Llegó la hora señalada por su obsesiva compulsión. Dana y su prima se acercaron con lo dulce a su cama cantándole el cumple en francés como solía hacerlo su madre.
--Pedí un deseo antes Ladio--- dijo Dana
---Si con fuerza así se cumple…---le agregó la prima.
Ladio exhaló el deseo con la fuerza de cien vientos, alzando la mirada hacia ellas con una leve mueca.
---Espero que se me cumpla, voy a morir de pena sino se cumple…--- dijo cayendo la mirada en el escote de la prima.
--- Bueno…comamos--- cortó Dana el lenguaje no verbal.
El deseo era estar con la prima de Dana.
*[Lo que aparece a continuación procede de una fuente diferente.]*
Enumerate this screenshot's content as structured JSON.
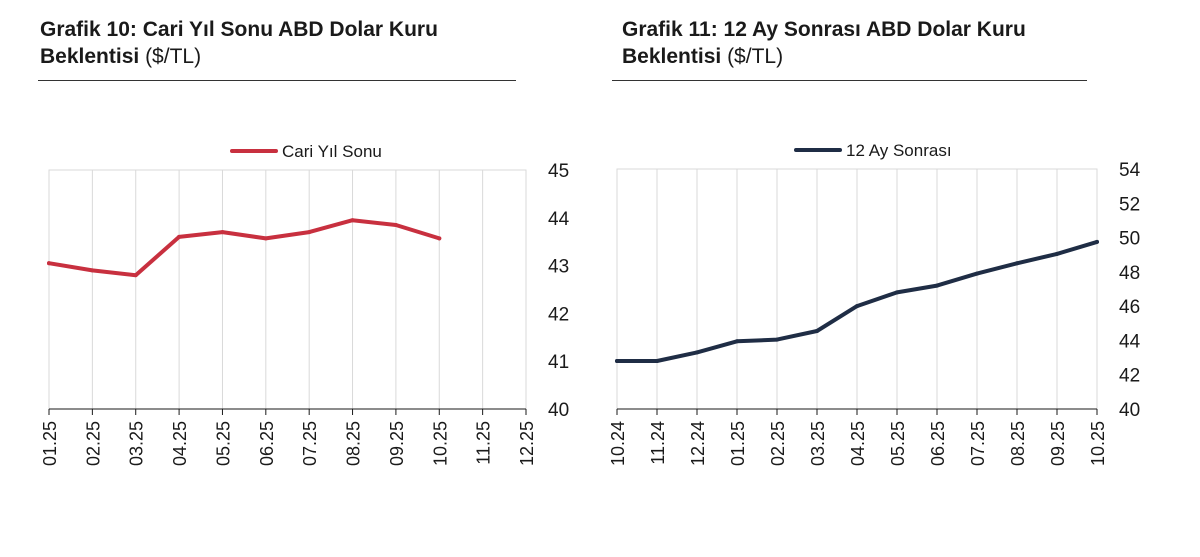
{
  "charts": [
    {
      "title_bold_line1": "Grafik 10: Cari Yıl Sonu ABD Dolar Kuru",
      "title_bold_line2": "Beklentisi",
      "title_unit": "($/TL)"
    },
    {
      "title_bold_line1": "Grafik 11: 12 Ay Sonrası ABD Dolar Kuru",
      "title_bold_line2": "Beklentisi",
      "title_unit": "($/TL)"
    }
  ],
  "chart_data": [
    {
      "type": "line",
      "title": "Grafik 10: Cari Yıl Sonu ABD Dolar Kuru Beklentisi ($/TL)",
      "categories": [
        "01.25",
        "02.25",
        "03.25",
        "04.25",
        "05.25",
        "06.25",
        "07.25",
        "08.25",
        "09.25",
        "10.25",
        "11.25",
        "12.25"
      ],
      "series": [
        {
          "name": "Cari Yıl Sonu",
          "color": "#c8303f",
          "values": [
            43.05,
            42.9,
            42.8,
            43.6,
            43.7,
            43.57,
            43.7,
            43.95,
            43.85,
            43.57,
            null,
            null
          ]
        }
      ],
      "yticks": [
        "40",
        "41",
        "42",
        "43",
        "44",
        "45"
      ],
      "ylim": [
        40,
        45
      ],
      "y_axis_side": "right",
      "legend": "top-center",
      "grid": "vertical"
    },
    {
      "type": "line",
      "title": "Grafik 11: 12 Ay Sonrası ABD Dolar Kuru Beklentisi ($/TL)",
      "categories": [
        "10.24",
        "11.24",
        "12.24",
        "01.25",
        "02.25",
        "03.25",
        "04.25",
        "05.25",
        "06.25",
        "07.25",
        "08.25",
        "09.25",
        "10.25"
      ],
      "series": [
        {
          "name": "12 Ay Sonrası",
          "color": "#1f2d45",
          "values": [
            42.8,
            42.8,
            43.3,
            43.95,
            44.05,
            44.55,
            46.0,
            46.8,
            47.2,
            47.9,
            48.5,
            49.05,
            49.75
          ]
        }
      ],
      "yticks": [
        "40",
        "42",
        "44",
        "46",
        "48",
        "50",
        "52",
        "54"
      ],
      "ylim": [
        40,
        54
      ],
      "y_axis_side": "right",
      "legend": "top-center",
      "grid": "vertical"
    }
  ]
}
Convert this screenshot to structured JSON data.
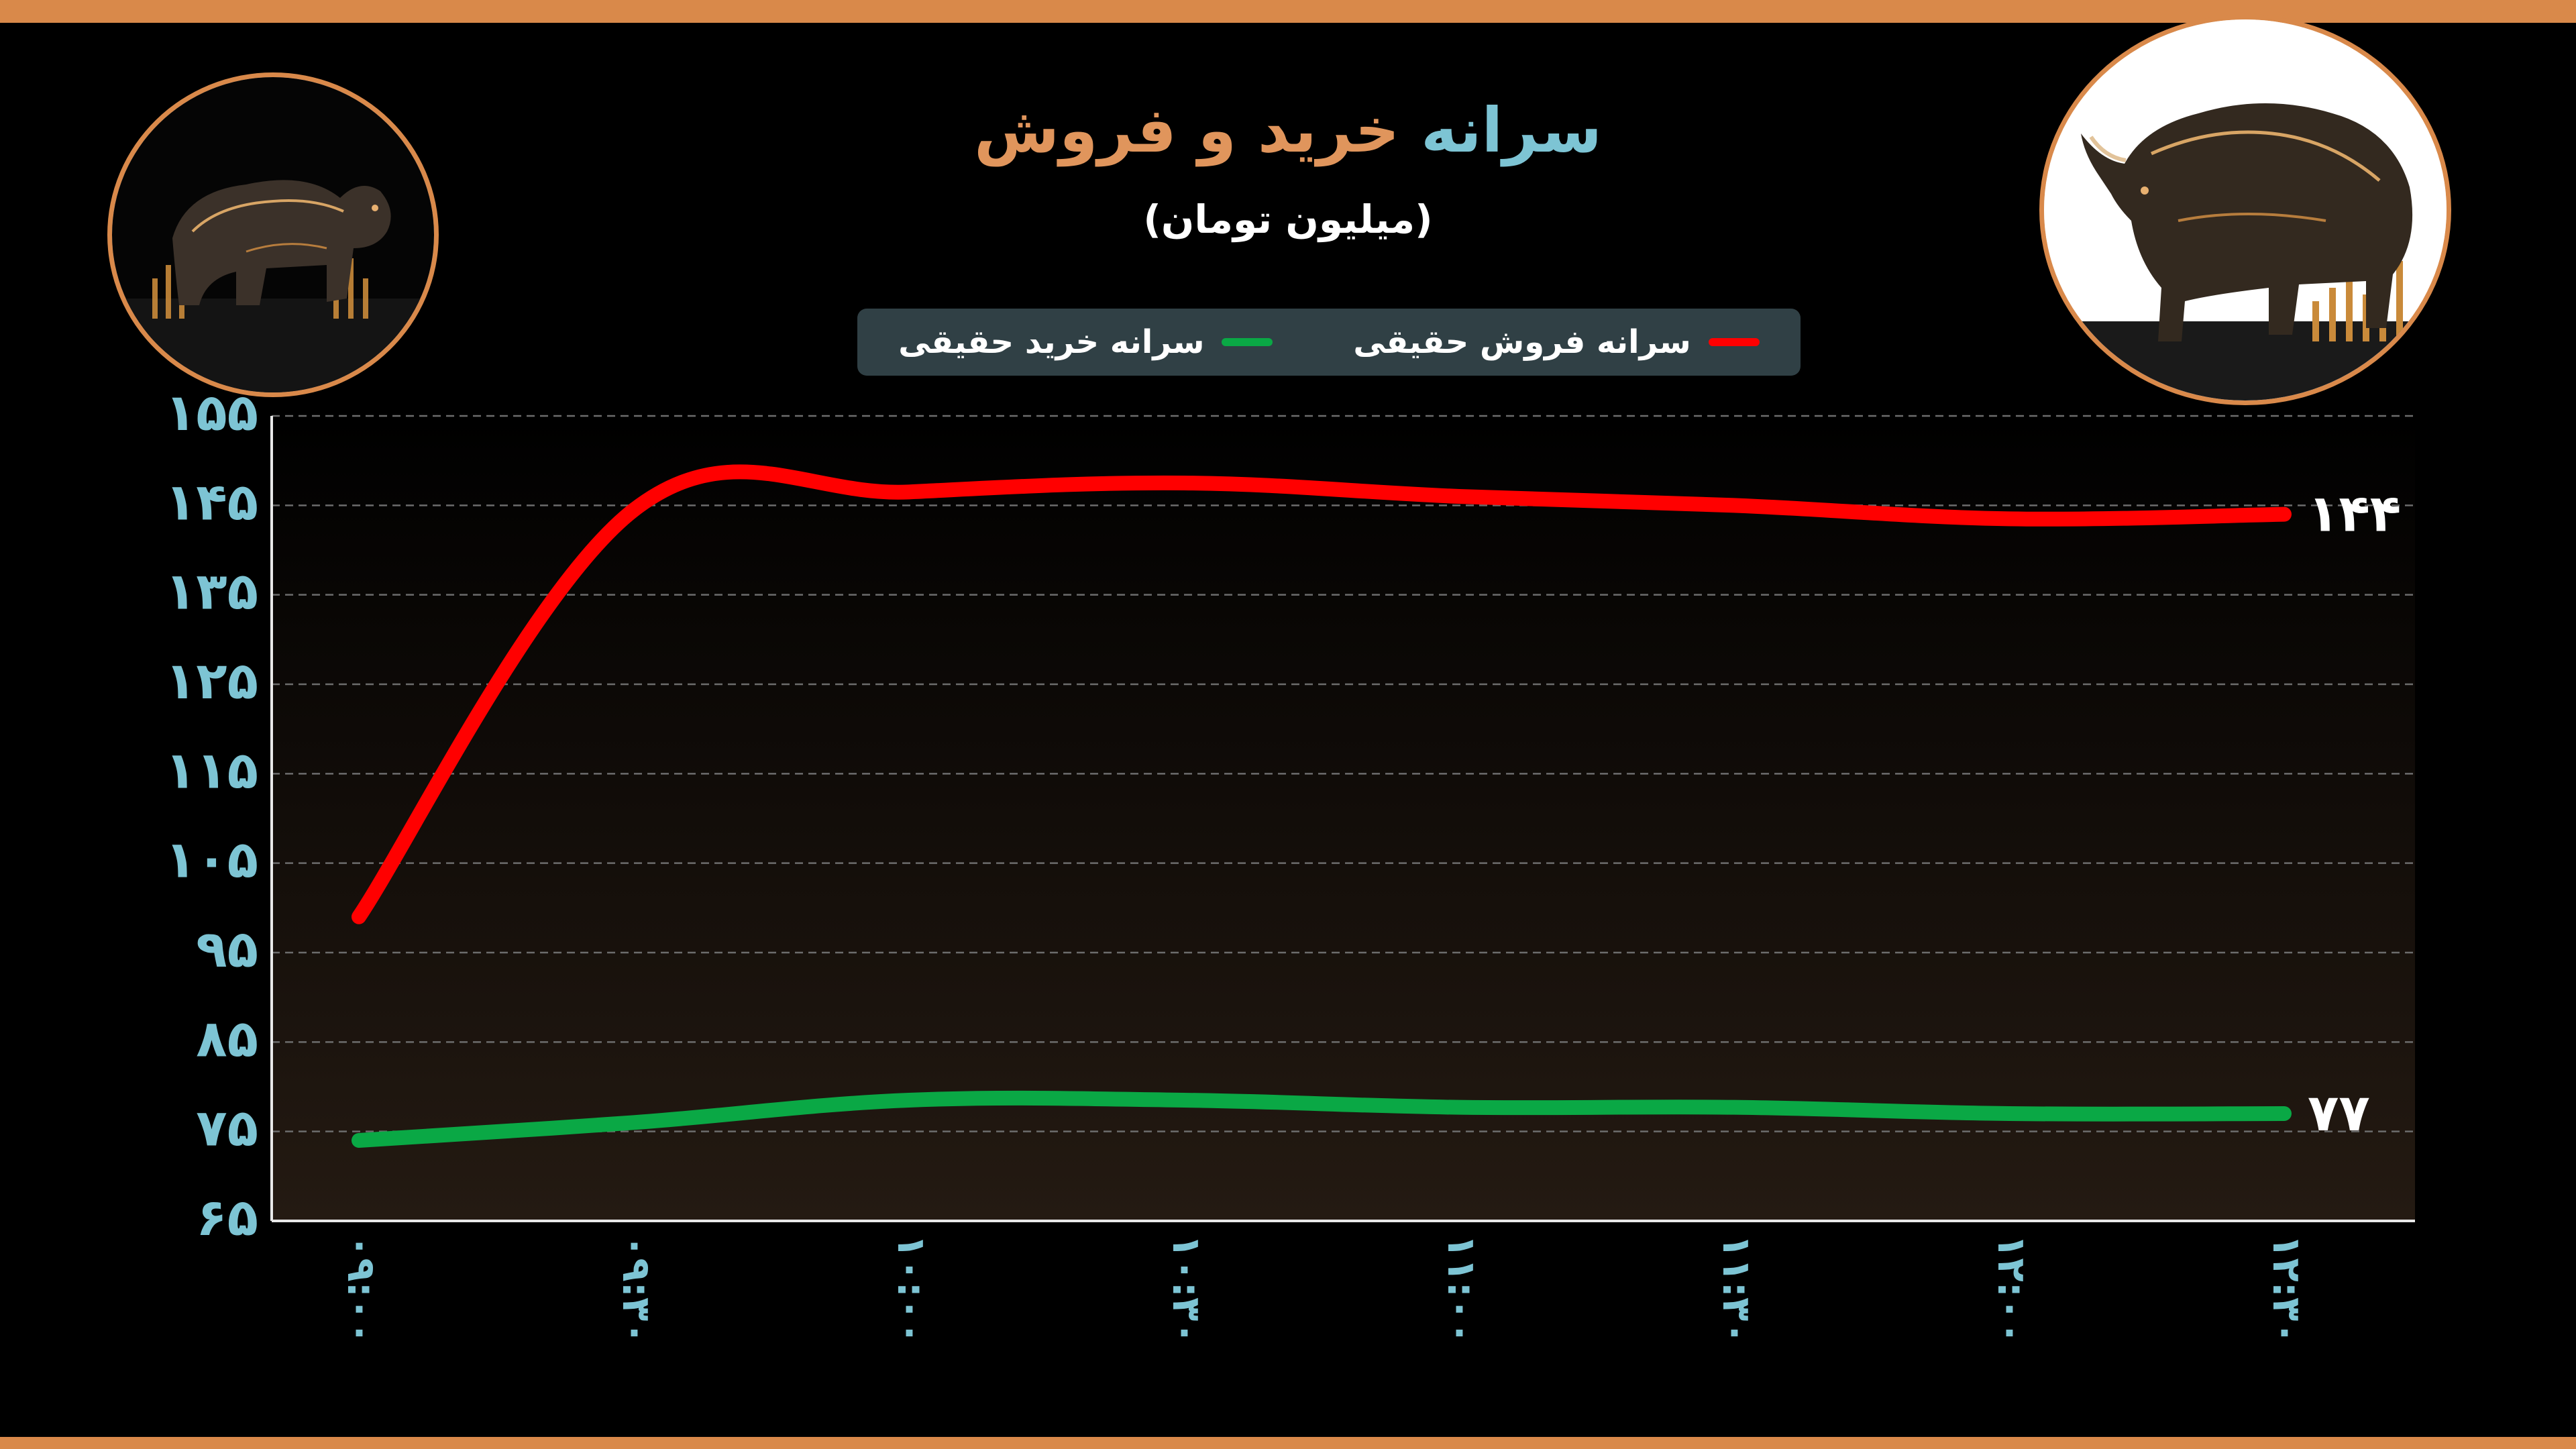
{
  "title": {
    "part_a": "سرانه",
    "part_b": "خرید و فروش"
  },
  "subtitle": "(میلیون تومان)",
  "legend": {
    "sell_label": "سرانه فروش حقیقی",
    "buy_label": "سرانه خرید حقیقی"
  },
  "images": {
    "left": "bear-sculpture",
    "right": "bull-sculpture"
  },
  "colors": {
    "sell": "#ff0000",
    "buy": "#0aa845",
    "accent": "#d9894a",
    "title_a": "#7dc4d4",
    "title_b": "#e0955c",
    "tick": "#7dc4d4",
    "legend_bg": "#304045"
  },
  "chart_data": {
    "type": "line",
    "x": [
      "09:00",
      "09:30",
      "10:00",
      "10:30",
      "11:00",
      "11:30",
      "12:00",
      "12:30"
    ],
    "x_tick_labels": [
      "۰۹:۰۰",
      "۰۹:۳۰",
      "۱۰:۰۰",
      "۱۰:۳۰",
      "۱۱:۰۰",
      "۱۱:۳۰",
      "۱۲:۰۰",
      "۱۲:۳۰"
    ],
    "ylim": [
      65,
      155
    ],
    "y_ticks": [
      65,
      75,
      85,
      95,
      105,
      115,
      125,
      135,
      145,
      155
    ],
    "y_tick_labels": [
      "۶۵",
      "۷۵",
      "۸۵",
      "۹۵",
      "۱۰۵",
      "۱۱۵",
      "۱۲۵",
      "۱۳۵",
      "۱۴۵",
      "۱۵۵"
    ],
    "grid": true,
    "legend_position": "top-center",
    "series": [
      {
        "name": "سرانه فروش حقیقی",
        "key": "sell",
        "values": [
          99,
          144.5,
          146.5,
          147.5,
          146,
          145,
          143.5,
          144
        ],
        "end_label": "۱۴۴"
      },
      {
        "name": "سرانه خرید حقیقی",
        "key": "buy",
        "values": [
          74,
          76,
          78.5,
          78.5,
          77.7,
          77.7,
          77,
          77
        ],
        "end_label": "۷۷"
      }
    ]
  }
}
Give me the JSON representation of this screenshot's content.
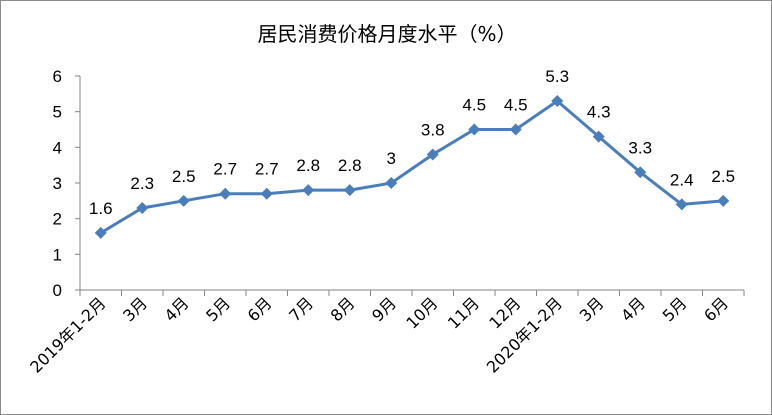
{
  "chart_data": {
    "type": "line",
    "title": "居民消费价格月度水平（%）",
    "xlabel": "",
    "ylabel": "",
    "categories": [
      "2019年1-2月",
      "3月",
      "4月",
      "5月",
      "6月",
      "7月",
      "8月",
      "9月",
      "10月",
      "11月",
      "12月",
      "2020年1-2月",
      "3月",
      "4月",
      "5月",
      "6月"
    ],
    "series": [
      {
        "values": [
          1.6,
          2.3,
          2.5,
          2.7,
          2.7,
          2.8,
          2.8,
          3,
          3.8,
          4.5,
          4.5,
          5.3,
          4.3,
          3.3,
          2.4,
          2.5
        ]
      }
    ],
    "data_labels": [
      "1.6",
      "2.3",
      "2.5",
      "2.7",
      "2.7",
      "2.8",
      "2.8",
      "3",
      "3.8",
      "4.5",
      "4.5",
      "5.3",
      "4.3",
      "3.3",
      "2.4",
      "2.5"
    ],
    "yticks": [
      "0",
      "1",
      "2",
      "3",
      "4",
      "5",
      "6"
    ],
    "ylim": [
      0,
      6
    ],
    "grid": false,
    "legend": "none",
    "colors": {
      "line": "#4a7ebb",
      "axis": "#868686"
    }
  }
}
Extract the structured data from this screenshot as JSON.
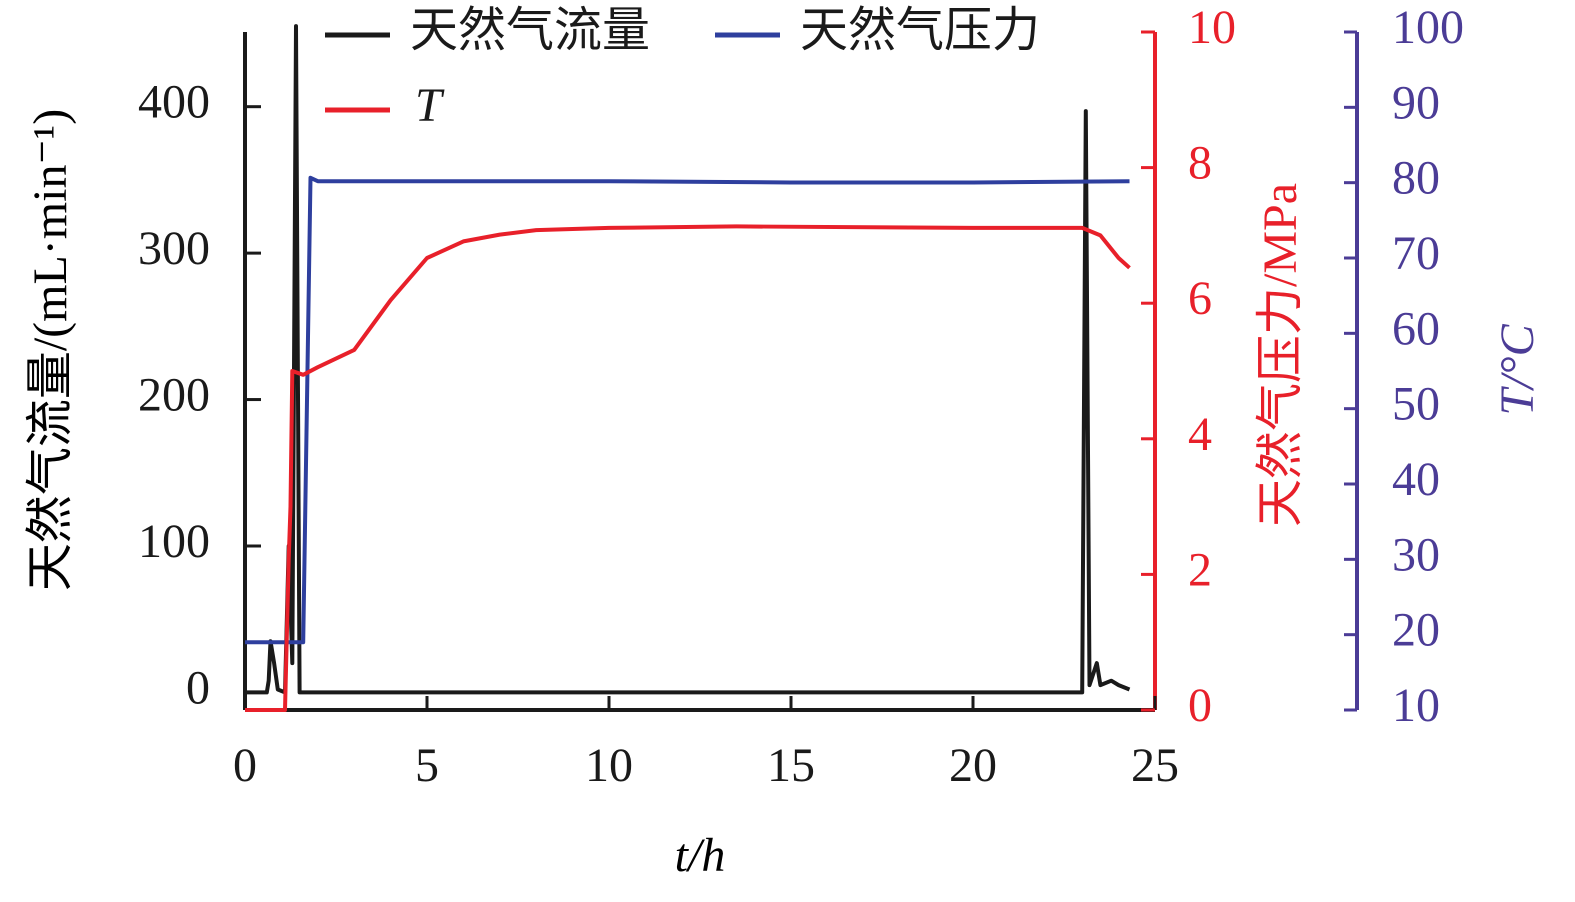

Dana lo sabía. Desde siempre lo supo. No sentía pena por eso y creía que hasta podría ser el regalo para él. Su prima tambíen lo miraba. Estaba engarzada. Era menor que él pero sentía curiosidad. Después de la torta, Dana se excusó y salió. Su prima se sentó a la vera de la cama a leerle unos poemas de Bolaños. Ladio la miraba perdido. Se acercó sigiloso. Le tomó la mano suavemente y le besó fuerte. Era el momento exacto. El regalo anhelado. Las rosas que no espinaban. El perfume del encanto. El sabor del chocolate en las bocas que se deseaban. Se sumaron en el revuelco del sueño que se revuelca en los cuerpos. Sonaban las murgas. La alegría de afuera contagió el adentro. Desbordaban primaveras. Ardía la luna anaranjada en forma de prohibida manzana. Todo fue preciso sueño soñado. Ella se hizo su regalo. Ella tenía 21 años.